Their results are published in the journal Current Biology today.
Centrioles — orchestrators of cell division
When our cells divide, their genetic material — in the form of X-shaped chromosomes — is aligned in the middle of the cell and segregated to opposite poles of the cell by a spindle of long tubular fibers, so-called microtubules. The structures that organize the two poles of the spindle in animal cells are called centrosomes. Each centrosome consists of two cylindrically shaped centrioles that are positioned perpendicular to each other and surrounded by an amorphous dense mass called the pericentriolar material (PCM). At the end of cell division, the two centrioles inherited by each daughter cell separate, and later each of them forms a new centriole. This ensures that another bipolar spindle can be set up by two centrosomes when the cell divides again. Precise control of centriole separation and duplication is therefore essential for successful cell division. Abnormal centrosome numbers are commonly observed in human cancers and are thought to be at least in part responsible for the improper distribution of the genetic material that is a hallmark of many cancer cells.

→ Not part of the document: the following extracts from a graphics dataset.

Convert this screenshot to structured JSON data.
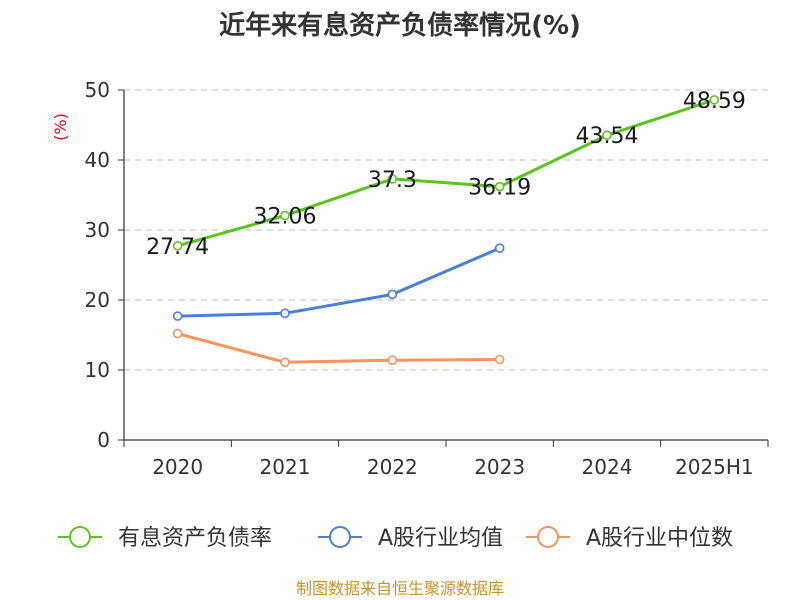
{
  "chart_data": {
    "type": "line",
    "title": "近年来有息资产负债率情况(%)",
    "ylabel": "(%)",
    "categories": [
      "2020",
      "2021",
      "2022",
      "2023",
      "2024",
      "2025H1"
    ],
    "ylim": [
      0,
      50
    ],
    "yticks": [
      0,
      10,
      20,
      30,
      40,
      50
    ],
    "grid": true,
    "legend_position": "bottom",
    "series": [
      {
        "name": "有息资产负债率",
        "color": "#5cc41f",
        "values": [
          27.74,
          32.06,
          37.3,
          36.19,
          43.54,
          48.59
        ],
        "labels": [
          "27.74",
          "32.06",
          "37.3",
          "36.19",
          "43.54",
          "48.59"
        ]
      },
      {
        "name": "A股行业均值",
        "color": "#4a7fd8",
        "values": [
          17.7,
          18.1,
          20.8,
          27.4,
          null,
          null
        ]
      },
      {
        "name": "A股行业中位数",
        "color": "#f4945f",
        "values": [
          15.2,
          11.1,
          11.4,
          11.5,
          null,
          null
        ]
      }
    ]
  },
  "source": "制图数据来自恒生聚源数据库"
}
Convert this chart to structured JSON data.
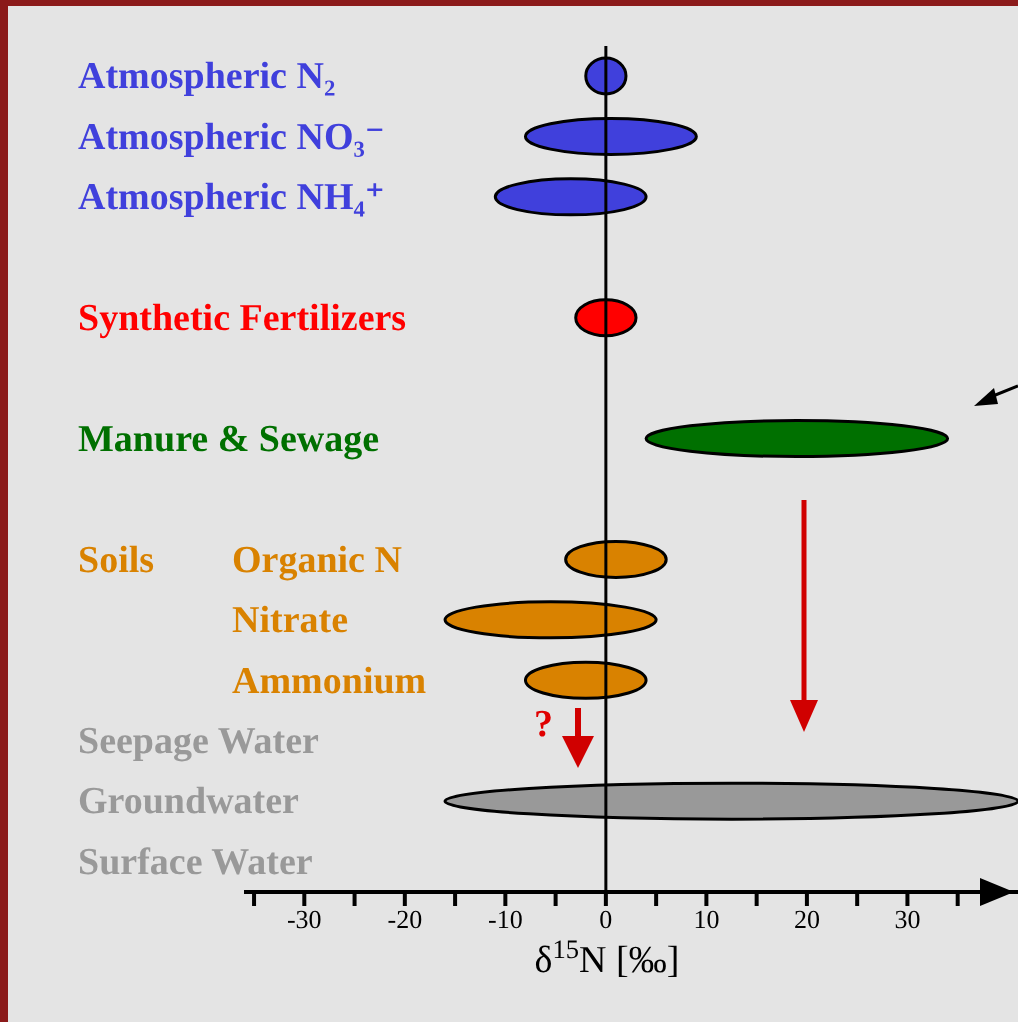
{
  "chart_data": {
    "type": "bar",
    "orientation": "horizontal",
    "categories": [
      "Atmospheric N₂",
      "Atmospheric NO₃⁻",
      "Atmospheric NH₄⁺",
      null,
      "Synthetic Fertilizers",
      null,
      "Manure & Sewage",
      null,
      "Organic N",
      "Nitrate",
      "Ammonium",
      "Seepage Water",
      "Groundwater",
      "Surface Water"
    ],
    "base": [
      -2,
      -8,
      -11,
      null,
      -3,
      null,
      4,
      null,
      -4,
      -16,
      -8,
      null,
      -16,
      null
    ],
    "values": [
      4,
      17,
      15,
      null,
      6,
      null,
      30,
      null,
      10,
      21,
      12,
      null,
      57,
      null
    ],
    "colors": [
      "#4040dc",
      "#4040dc",
      "#4040dc",
      null,
      "#ff0000",
      null,
      "#007000",
      null,
      "#d98200",
      "#d98200",
      "#d98200",
      "#999999",
      "#999999",
      "#999999"
    ],
    "xlabel": "δ$^{15}$N [‰]",
    "xlim": [
      -36,
      41
    ],
    "xticks": [
      {
        "value": -35,
        "label": null
      },
      -30,
      {
        "value": -25,
        "label": null
      },
      -20,
      {
        "value": -15,
        "label": null
      },
      -10,
      {
        "value": -5,
        "label": null
      },
      0,
      {
        "value": 5,
        "label": null
      },
      10,
      {
        "value": 15,
        "label": null
      },
      20,
      {
        "value": 25,
        "label": null
      },
      30,
      {
        "value": 35,
        "label": null
      }
    ],
    "ref_lines": [
      {
        "axis": "x",
        "value": 0,
        "color": "#000000"
      }
    ],
    "annotations": [
      "Soils",
      "?"
    ]
  }
}
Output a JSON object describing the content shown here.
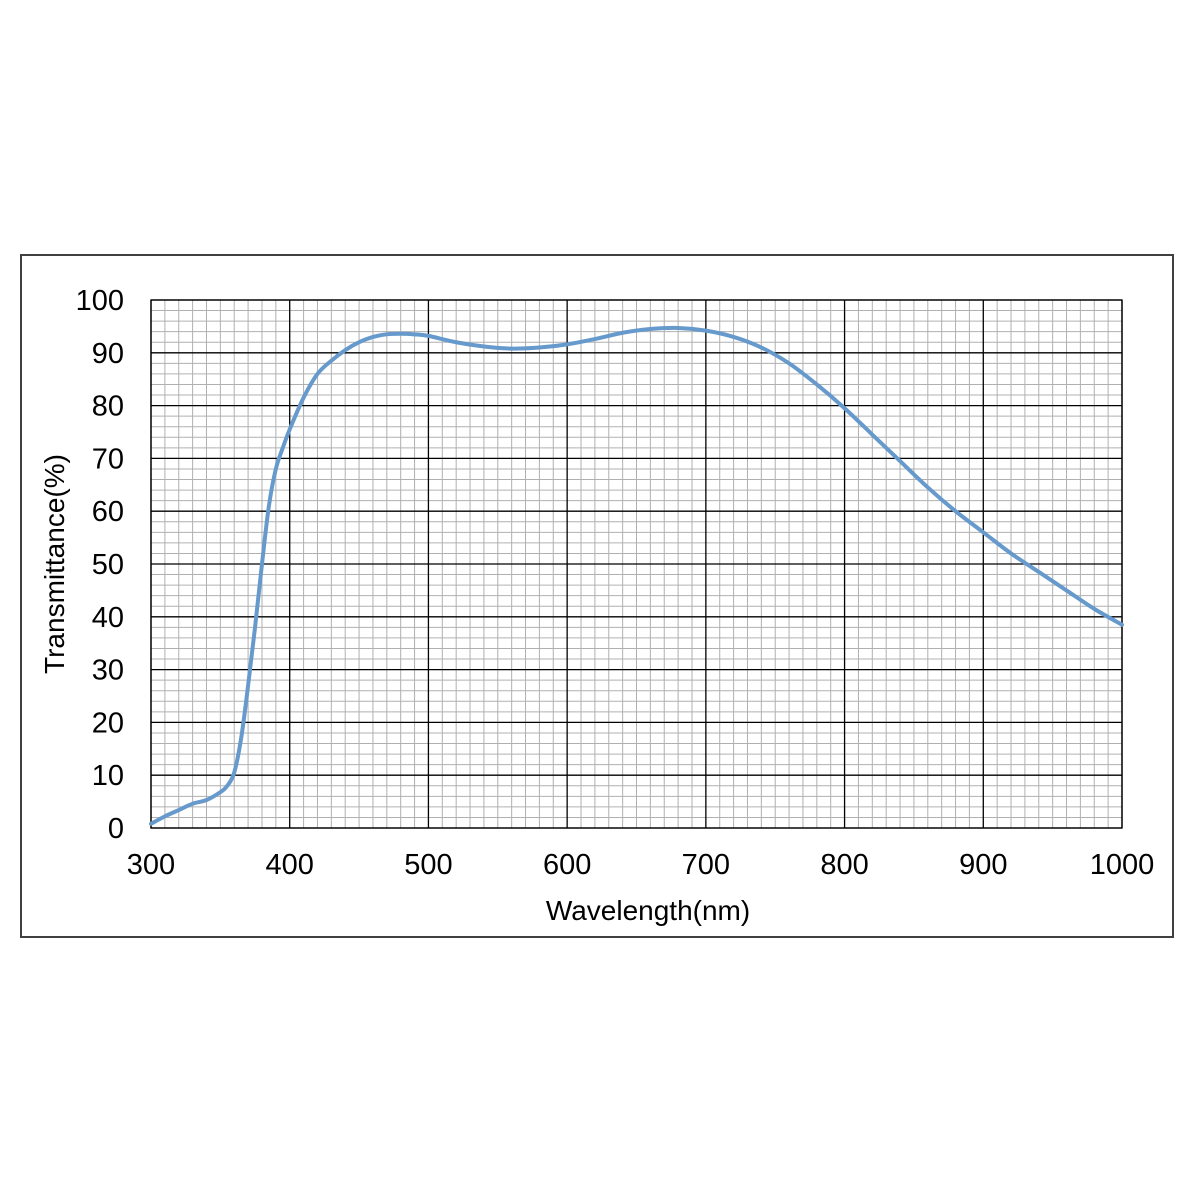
{
  "chart_data": {
    "type": "line",
    "xlabel": "Wavelength(nm)",
    "ylabel": "Transmittance(%)",
    "xlim": [
      300,
      1000
    ],
    "ylim": [
      0,
      100
    ],
    "x_ticks": [
      "300",
      "400",
      "500",
      "600",
      "700",
      "800",
      "900",
      "1000"
    ],
    "y_ticks": [
      "0",
      "10",
      "20",
      "30",
      "40",
      "50",
      "60",
      "70",
      "80",
      "90",
      "100"
    ],
    "grid": {
      "major": true,
      "minor": true,
      "x_minor_step": 10,
      "y_minor_step": 2
    },
    "legend": "none",
    "series": [
      {
        "color": "#6699cc",
        "x": [
          300,
          310,
          320,
          330,
          340,
          350,
          355,
          360,
          365,
          370,
          375,
          380,
          385,
          390,
          395,
          400,
          410,
          420,
          430,
          440,
          450,
          460,
          470,
          480,
          490,
          500,
          520,
          540,
          560,
          580,
          600,
          620,
          640,
          660,
          680,
          700,
          720,
          740,
          760,
          780,
          800,
          820,
          840,
          860,
          880,
          900,
          920,
          940,
          960,
          980,
          1000
        ],
        "y": [
          0.8,
          2.2,
          3.4,
          4.6,
          5.3,
          6.8,
          8.0,
          10.5,
          17,
          27,
          38,
          50,
          61,
          68,
          72,
          75.5,
          81.5,
          86,
          88.5,
          90.5,
          92,
          93,
          93.5,
          93.6,
          93.5,
          93.2,
          92,
          91.2,
          90.8,
          91,
          91.6,
          92.6,
          93.8,
          94.5,
          94.7,
          94.2,
          93,
          91,
          88,
          84,
          79.5,
          74.5,
          69.5,
          64.5,
          60,
          56,
          52,
          48.5,
          45,
          41.5,
          38.5
        ]
      }
    ]
  }
}
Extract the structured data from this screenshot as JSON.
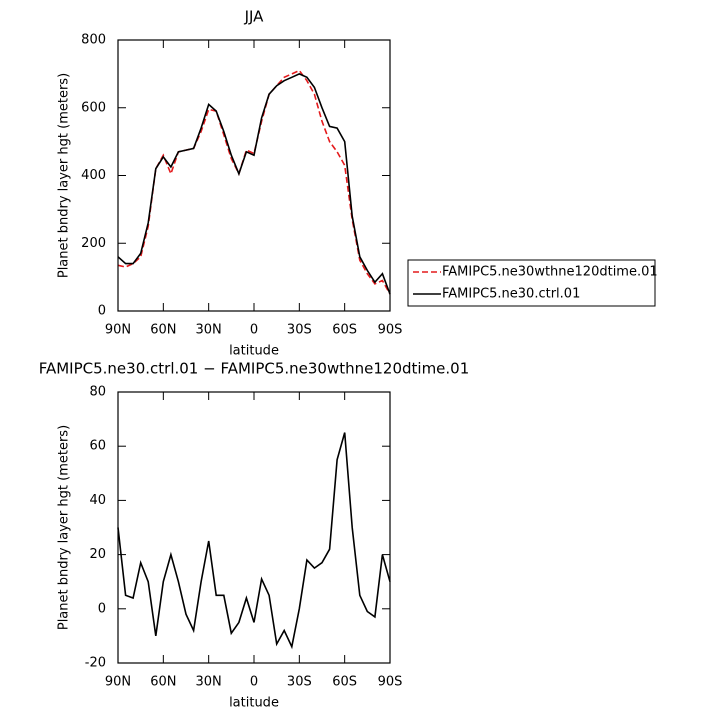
{
  "chart_data": [
    {
      "type": "line",
      "title": "JJA",
      "xlabel": "latitude",
      "ylabel": "Planet bndry layer hgt (meters)",
      "x": [
        90,
        85,
        80,
        75,
        70,
        65,
        60,
        55,
        50,
        45,
        40,
        35,
        30,
        25,
        20,
        15,
        10,
        5,
        0,
        -5,
        -10,
        -15,
        -20,
        -25,
        -30,
        -35,
        -40,
        -45,
        -50,
        -55,
        -60,
        -65,
        -70,
        -75,
        -80,
        -85,
        -90
      ],
      "xlim": [
        90,
        -90
      ],
      "xticks": [
        {
          "value": 90,
          "label": "90N"
        },
        {
          "value": 60,
          "label": "60N"
        },
        {
          "value": 30,
          "label": "30N"
        },
        0,
        {
          "value": -30,
          "label": "30S"
        },
        {
          "value": -60,
          "label": "60S"
        },
        {
          "value": -90,
          "label": "90S"
        }
      ],
      "ylim": [
        0,
        800
      ],
      "yticks": [
        0,
        200,
        400,
        600,
        800
      ],
      "legend": "outside-right",
      "series": [
        {
          "name": "FAMIPC5.ne30wthne120dtime.01",
          "color": "#e41a1c",
          "dash": true,
          "values": [
            135,
            130,
            140,
            160,
            250,
            420,
            460,
            405,
            470,
            475,
            480,
            530,
            595,
            590,
            520,
            450,
            405,
            475,
            465,
            560,
            640,
            665,
            690,
            700,
            710,
            680,
            640,
            560,
            500,
            470,
            430,
            270,
            150,
            110,
            80,
            90,
            50
          ]
        },
        {
          "name": "FAMIPC5.ne30.ctrl.01",
          "color": "#000000",
          "dash": false,
          "values": [
            160,
            140,
            140,
            170,
            260,
            420,
            455,
            425,
            470,
            475,
            480,
            540,
            610,
            590,
            530,
            460,
            405,
            470,
            460,
            570,
            640,
            665,
            680,
            690,
            700,
            690,
            660,
            600,
            545,
            540,
            500,
            280,
            160,
            120,
            85,
            110,
            50
          ]
        }
      ]
    },
    {
      "type": "line",
      "title": "FAMIPC5.ne30.ctrl.01 − FAMIPC5.ne30wthne120dtime.01",
      "xlabel": "latitude",
      "ylabel": "Planet bndry layer hgt (meters)",
      "x": [
        90,
        85,
        80,
        75,
        70,
        65,
        60,
        55,
        50,
        45,
        40,
        35,
        30,
        25,
        20,
        15,
        10,
        5,
        0,
        -5,
        -10,
        -15,
        -20,
        -25,
        -30,
        -35,
        -40,
        -45,
        -50,
        -55,
        -60,
        -65,
        -70,
        -75,
        -80,
        -85,
        -90
      ],
      "xlim": [
        90,
        -90
      ],
      "xticks": [
        {
          "value": 90,
          "label": "90N"
        },
        {
          "value": 60,
          "label": "60N"
        },
        {
          "value": 30,
          "label": "30N"
        },
        0,
        {
          "value": -30,
          "label": "30S"
        },
        {
          "value": -60,
          "label": "60S"
        },
        {
          "value": -90,
          "label": "90S"
        }
      ],
      "ylim": [
        -20,
        80
      ],
      "yticks": [
        -20,
        0,
        20,
        40,
        60,
        80
      ],
      "series": [
        {
          "color": "#000000",
          "dash": false,
          "values": [
            30,
            5,
            4,
            17,
            10,
            -10,
            10,
            20,
            10,
            -2,
            -8,
            10,
            25,
            5,
            5,
            -9,
            -5,
            4,
            -5,
            11,
            5,
            -13,
            -8,
            -14,
            0,
            18,
            15,
            17,
            22,
            55,
            65,
            30,
            5,
            -1,
            -3,
            20,
            10
          ]
        }
      ]
    }
  ]
}
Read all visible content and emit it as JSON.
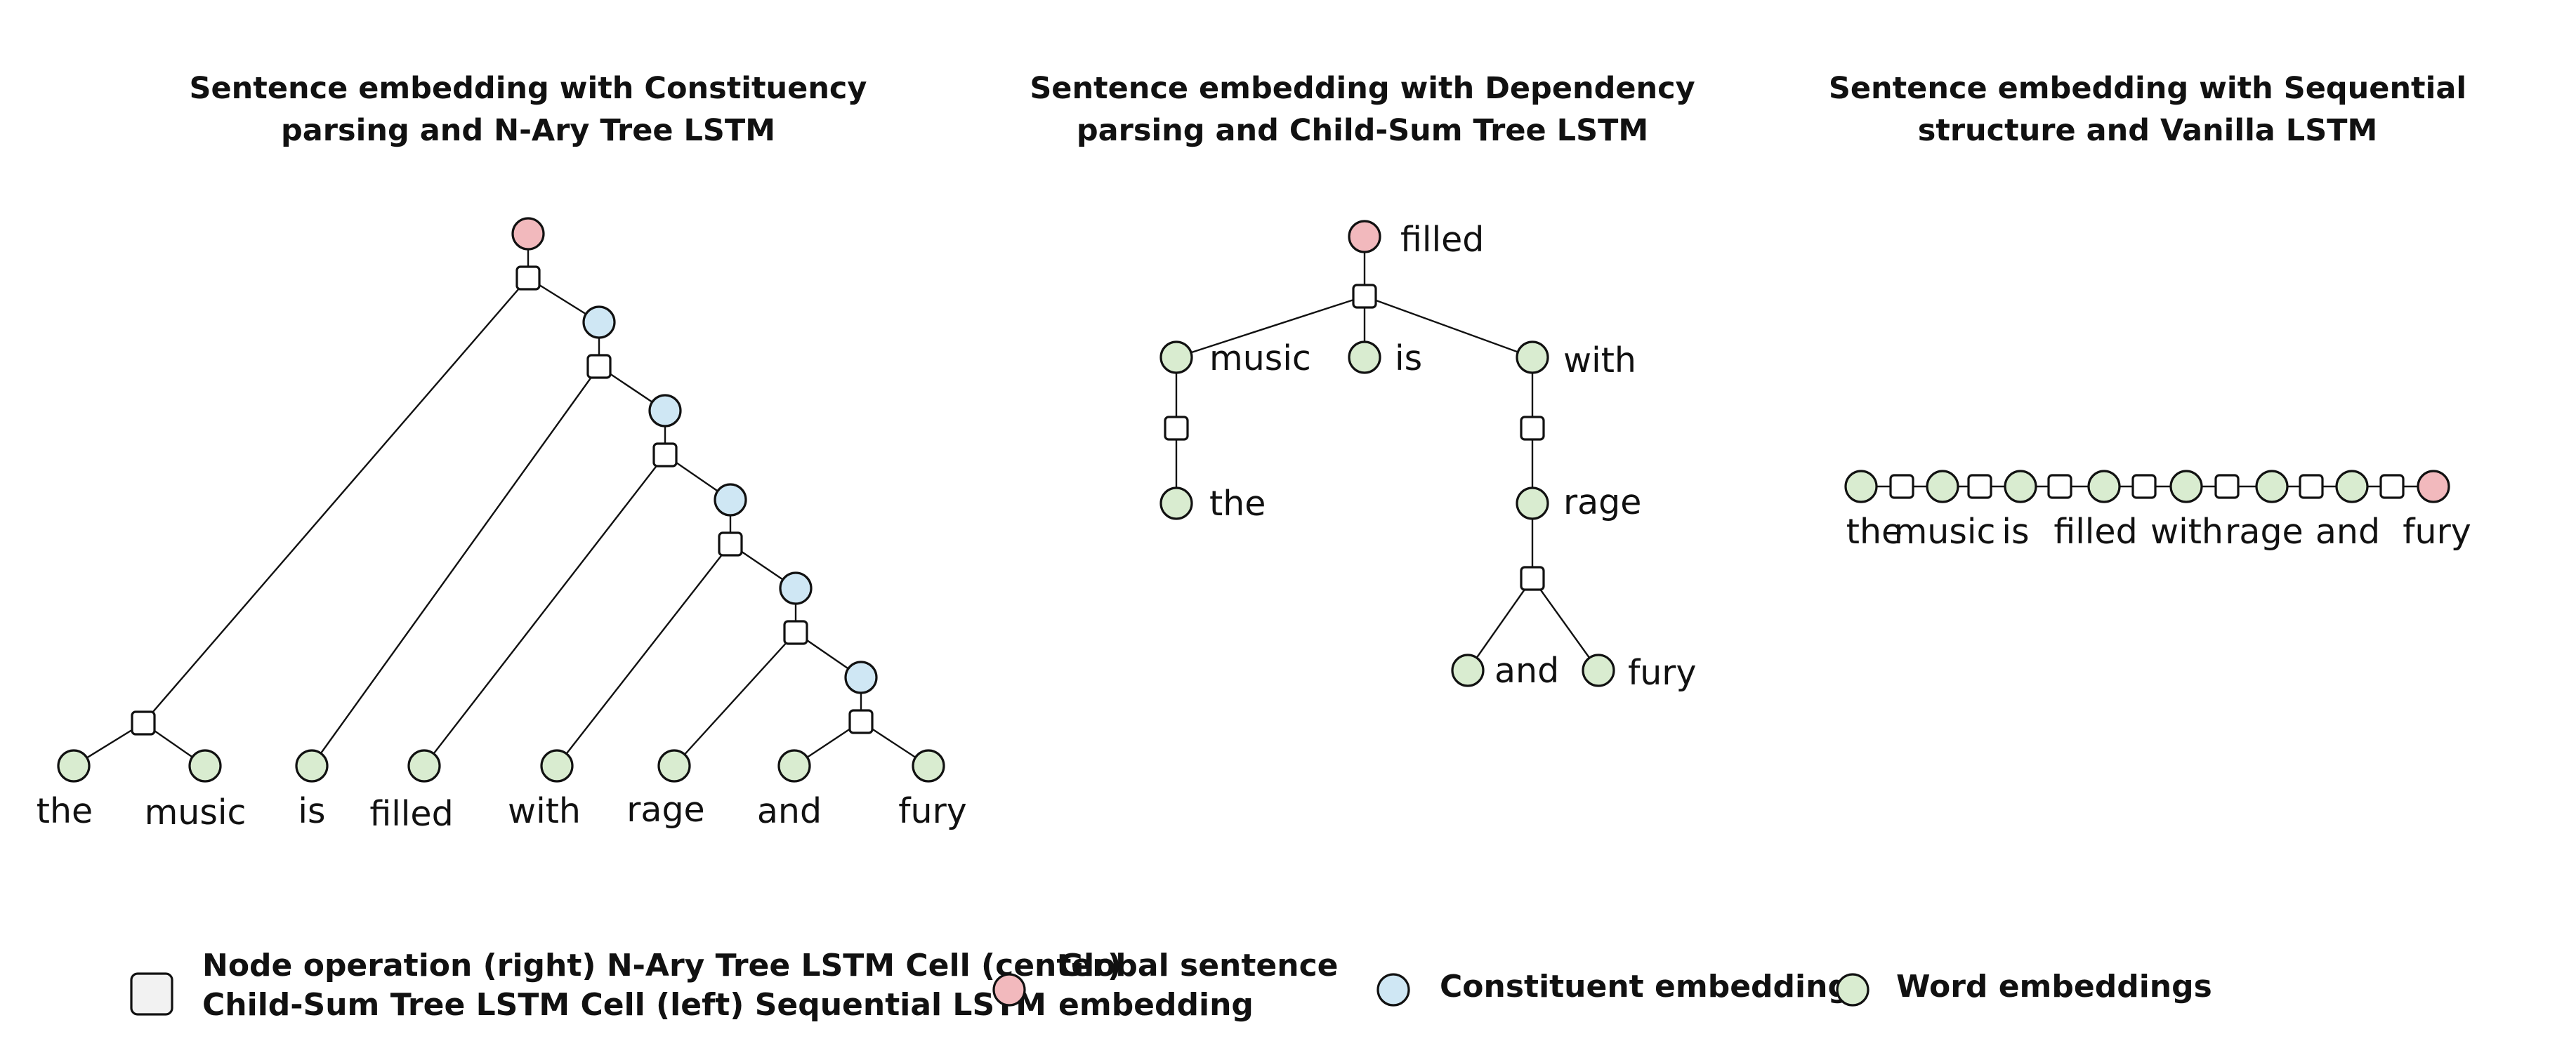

The PCM — the glue that keeps centrioles together
Until now, it was unclear how centrioles are held together and how their separation at the end of cell division is so precisely regulated. Gabriela Cabral, a PhD student in the lab of Alex Dammermann at the Center for Molecular Biology of the University of Vienna, explains: "Many people thought that centrioles are held together by the same glue as chromosomes, a substance called cohesin, which is destroyed during cell division. We found this to be true only in the very specialized circumstances surrounding fertilization. In all other cases, as in the subsequent cell divisions following fertilization, the glue that holds centrioles together is actually the PCM." These findings explain previously conflicting data on the mechanism of centriole separation. Alex Dammermann adds: "The surprising finding that there are actually two cellular mechanisms for controlling centriole separation was only possible because we use the nematode worm C. elegans as our model organism. Would we have used cell cultures we would have never found that centriole separation works differently in different developmental contexts."
Stem cell fate and cancer
The dense mass of the PCM that entraps the sister centrioles is itself disassembled at the end of cell division. The microtubules that are responsible for separating the genetic material also appear to be involved in pulling the PCM and centrioles apart. This tightly regulated process is critical to ensure that both daughter cells will later have the correct centrosome numbers when they divide. This is important to avoid missegregation of the genetic material, which may result in cell death or tumor formation. Interestingly, centrosomes have also been linked to the segregation of cell fate determinants. Gabriela Cabral explains: "When a stem cell divides, it doesn’t produce two identical daughter cells as normal cells do. It produces another stem cell and a daughter cell that may differentiate into one of many specialized cell types." What these cell fate determinants are and how they are distributed when a stem cell divides is another big question. However, it is known that centrosomes are also involved in this process. Alex Dammermann says: "Our results show that the PCM still harbors many surprises. One of our current research goals is to examine how this largely mysterious accumulation of cellular material is organized and we hope that a better knowledge of this will help us understand how centrosomes perform their manifold functions in the cell."